You could make a supercut of a certain scene that appears in most of Cipriano’s channel. It would be extremely emotionally charged, like the emotional equivalent of a looping, roaring chorus. There’s a few moments after he finishes his adjustment where the patients put their hands on their faces and start crying, and he gently removes whatever strap or apparatus he was using to jostle their joints around, and says something like, How are you feeling? The overwhelmed patients mutter something incoherent, sounding like a kid stumbling off their first roller coaster.

This moment, Cipriano thinks, is why most people keep coming back to chiropractic YouTube. People want to see an expression of relief, to see someone go from feeling bad to feeling good in the matter of a few minutes. It’s miraculous, which perhaps hints that it can’t be lasting or real; nothing that good can be honest. Lierre and Cipriano both see the booming popularity of adjustment videos as commentary on the healthcare system in the United States. “It’s pretty telling that, in the U.S., there’s people watching other people get medical procedures that a lot of us probably need and can’t afford,” Lierre said. “We’re like, Oof look at that; envy after this healthcare that most of us don’t have.”

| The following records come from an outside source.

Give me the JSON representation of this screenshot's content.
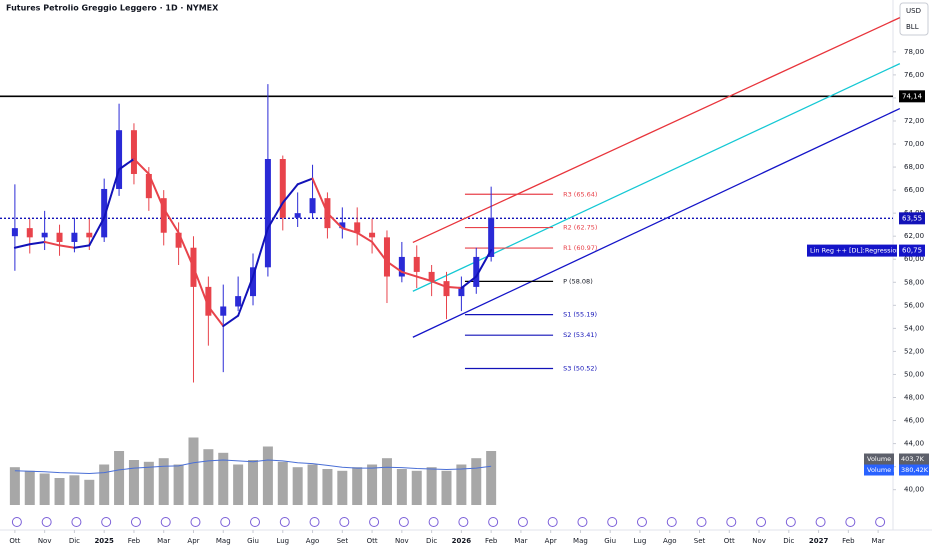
{
  "chart_data": {
    "type": "candlestick",
    "title": "Futures Petrolio Greggio Leggero · 1D · NYMEX",
    "currency": "USD",
    "unit": "BLL",
    "xlim": [
      -0.5,
      29.5
    ],
    "xticks": [
      {
        "value": 0,
        "label": "Ott"
      },
      {
        "value": 1,
        "label": "Nov"
      },
      {
        "value": 2,
        "label": "Dic"
      },
      {
        "value": 3,
        "label": "2025"
      },
      {
        "value": 4,
        "label": "Feb"
      },
      {
        "value": 5,
        "label": "Mar"
      },
      {
        "value": 6,
        "label": "Apr"
      },
      {
        "value": 7,
        "label": "Mag"
      },
      {
        "value": 8,
        "label": "Giu"
      },
      {
        "value": 9,
        "label": "Lug"
      },
      {
        "value": 10,
        "label": "Ago"
      },
      {
        "value": 11,
        "label": "Set"
      },
      {
        "value": 12,
        "label": "Ott"
      },
      {
        "value": 13,
        "label": "Nov"
      },
      {
        "value": 14,
        "label": "Dic"
      },
      {
        "value": 15,
        "label": "2026"
      },
      {
        "value": 16,
        "label": "Feb"
      },
      {
        "value": 17,
        "label": "Mar"
      },
      {
        "value": 18,
        "label": "Apr"
      },
      {
        "value": 19,
        "label": "Mag"
      },
      {
        "value": 20,
        "label": "Giu"
      },
      {
        "value": 21,
        "label": "Lug"
      },
      {
        "value": 22,
        "label": "Ago"
      },
      {
        "value": 23,
        "label": "Set"
      },
      {
        "value": 24,
        "label": "Ott"
      },
      {
        "value": 25,
        "label": "Nov"
      },
      {
        "value": 26,
        "label": "Dic"
      },
      {
        "value": 27,
        "label": "2027"
      },
      {
        "value": 28,
        "label": "Feb"
      },
      {
        "value": 29,
        "label": "Mar"
      }
    ],
    "ylim": [
      36.5,
      82.5
    ],
    "yticks": [
      {
        "value": 40,
        "label": "40,00"
      },
      {
        "value": 42,
        "label": "42,00"
      },
      {
        "value": 44,
        "label": "44,00"
      },
      {
        "value": 46,
        "label": "46,00"
      },
      {
        "value": 48,
        "label": "48,00"
      },
      {
        "value": 50,
        "label": "50,00"
      },
      {
        "value": 52,
        "label": "52,00"
      },
      {
        "value": 54,
        "label": "54,00"
      },
      {
        "value": 56,
        "label": "56,00"
      },
      {
        "value": 58,
        "label": "58,00"
      },
      {
        "value": 60,
        "label": "60,00"
      },
      {
        "value": 62,
        "label": "62,00"
      },
      {
        "value": 64,
        "label": "64,00"
      },
      {
        "value": 66,
        "label": "66,00"
      },
      {
        "value": 68,
        "label": "68,00"
      },
      {
        "value": 70,
        "label": "70,00"
      },
      {
        "value": 72,
        "label": "72,00"
      },
      {
        "value": 74,
        "label": "74,00"
      },
      {
        "value": 76,
        "label": "76,00"
      },
      {
        "value": 78,
        "label": "78,00"
      }
    ],
    "up_color": "#2a2ad6",
    "down_color": "#e8434b",
    "x": [
      0,
      0.5,
      1,
      1.5,
      2,
      2.5,
      3,
      3.5,
      4,
      4.5,
      5,
      5.5,
      6,
      6.5,
      7,
      7.5,
      8,
      8.5,
      9,
      9.5,
      10,
      10.5,
      11,
      11.5,
      12,
      12.5,
      13,
      13.5,
      14,
      14.5,
      15,
      15.5,
      16
    ],
    "open": [
      62.0,
      62.7,
      61.9,
      62.3,
      61.5,
      62.3,
      61.9,
      66.1,
      71.2,
      67.4,
      65.3,
      62.3,
      61.0,
      57.6,
      55.1,
      55.9,
      56.8,
      59.3,
      68.7,
      63.6,
      64.0,
      65.3,
      62.7,
      63.2,
      62.3,
      61.9,
      58.5,
      60.2,
      58.9,
      58.1,
      56.8,
      57.6,
      60.2
    ],
    "high": [
      66.5,
      63.5,
      64.2,
      63.0,
      63.6,
      63.5,
      67.0,
      73.5,
      71.8,
      68.0,
      66.0,
      63.2,
      62.0,
      58.5,
      57.8,
      58.5,
      60.5,
      75.2,
      69.0,
      65.8,
      68.2,
      65.8,
      64.5,
      64.5,
      63.5,
      62.5,
      61.5,
      61.2,
      59.5,
      58.9,
      58.5,
      61.0,
      66.3
    ],
    "low": [
      59.0,
      60.5,
      60.8,
      60.3,
      60.6,
      60.8,
      61.5,
      65.5,
      66.5,
      64.2,
      61.2,
      59.5,
      49.3,
      52.5,
      50.2,
      55.5,
      56.0,
      58.5,
      62.5,
      62.8,
      63.5,
      61.8,
      61.8,
      61.2,
      60.5,
      56.2,
      58.0,
      57.5,
      56.8,
      54.8,
      55.5,
      57.0,
      59.8
    ],
    "close": [
      62.7,
      61.9,
      62.3,
      61.5,
      62.3,
      61.9,
      66.1,
      71.2,
      67.4,
      65.3,
      62.3,
      61.0,
      57.6,
      55.1,
      55.9,
      56.8,
      59.3,
      68.7,
      63.6,
      64.0,
      65.3,
      62.7,
      63.2,
      62.3,
      61.9,
      58.5,
      60.2,
      58.9,
      58.1,
      56.8,
      57.6,
      60.2,
      63.6
    ],
    "ma": {
      "up_color": "#1212b8",
      "down_color": "#e8434b",
      "values": [
        61.0,
        61.3,
        61.5,
        61.2,
        61.0,
        61.2,
        63.6,
        67.8,
        68.7,
        67.4,
        64.4,
        62.3,
        59.3,
        55.9,
        54.2,
        55.1,
        58.5,
        62.7,
        64.9,
        66.5,
        67.0,
        64.0,
        62.7,
        62.3,
        61.5,
        59.8,
        58.9,
        58.5,
        58.1,
        57.6,
        57.5,
        58.5,
        60.8
      ]
    },
    "volume": {
      "color": "#8a8a8a",
      "lim": [
        0,
        1200
      ],
      "values": [
        420,
        380,
        350,
        300,
        330,
        280,
        450,
        600,
        500,
        480,
        520,
        450,
        750,
        620,
        580,
        450,
        500,
        650,
        480,
        420,
        450,
        400,
        380,
        420,
        450,
        520,
        400,
        380,
        420,
        380,
        450,
        520,
        600
      ],
      "ma_color": "#4a6fd6",
      "ma_values": [
        380,
        375,
        370,
        360,
        355,
        350,
        360,
        390,
        410,
        420,
        430,
        435,
        470,
        490,
        500,
        490,
        480,
        500,
        490,
        470,
        460,
        440,
        420,
        410,
        410,
        420,
        415,
        405,
        400,
        395,
        400,
        410,
        430
      ],
      "legend": [
        {
          "name": "Volume",
          "value_label": "403,7K"
        },
        {
          "name": "Volume MA",
          "value_label": "380,42K"
        }
      ]
    },
    "hlines": [
      {
        "value": 74.14,
        "label": "74,14",
        "color": "#000000",
        "style": "solid"
      },
      {
        "value": 63.55,
        "label": "63,55",
        "color": "#1212b8",
        "style": "dotted"
      }
    ],
    "pivot_x": [
      15.12,
      18.08
    ],
    "pivots": [
      {
        "label": "R3 (65.64)",
        "value": 65.64,
        "color": "#e8434b"
      },
      {
        "label": "R2 (62.75)",
        "value": 62.75,
        "color": "#e8434b"
      },
      {
        "label": "R1 (60.97)",
        "value": 60.97,
        "color": "#e8434b"
      },
      {
        "label": "P (58.08)",
        "value": 58.08,
        "color": "#000000"
      },
      {
        "label": "S1 (55.19)",
        "value": 55.19,
        "color": "#1212b8"
      },
      {
        "label": "S2 (53.41)",
        "value": 53.41,
        "color": "#1212b8"
      },
      {
        "label": "S3 (50.52)",
        "value": 50.52,
        "color": "#1212b8"
      }
    ],
    "regression": {
      "x": [
        13.37,
        29.73
      ],
      "lines": [
        {
          "color": "#e8343b",
          "values": [
            61.46,
            80.97
          ]
        },
        {
          "color": "#14c8d4",
          "values": [
            57.22,
            76.98
          ]
        },
        {
          "color": "#1414c8",
          "values": [
            53.23,
            73.08
          ]
        }
      ],
      "name": "Lin Reg ++ [DL]:Regression Line",
      "value": 60.75,
      "value_label": "60,75"
    }
  }
}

Even at $200 per visit (or $100, if you opt to be filmed), having your joints professionally popped is a lot more affordable than going through the proper diagnostic channels for a chronic back issue that may never be resolved. Disheartened by traditional (read: science-backed) medicine, people seek alternatives. This is the entire thesis of the wellness industry.

“Nowadays, people are trying to seek out alternative ways to deal with pains they’re having,” Cipriano said. “People see these videos who never thought to try a chiropractor, and they’re saying, ‘Oh my gosh, people are actually getting relief… from a chiropractor?!’ So many people thought of our profession—I hate to say—as a joke.”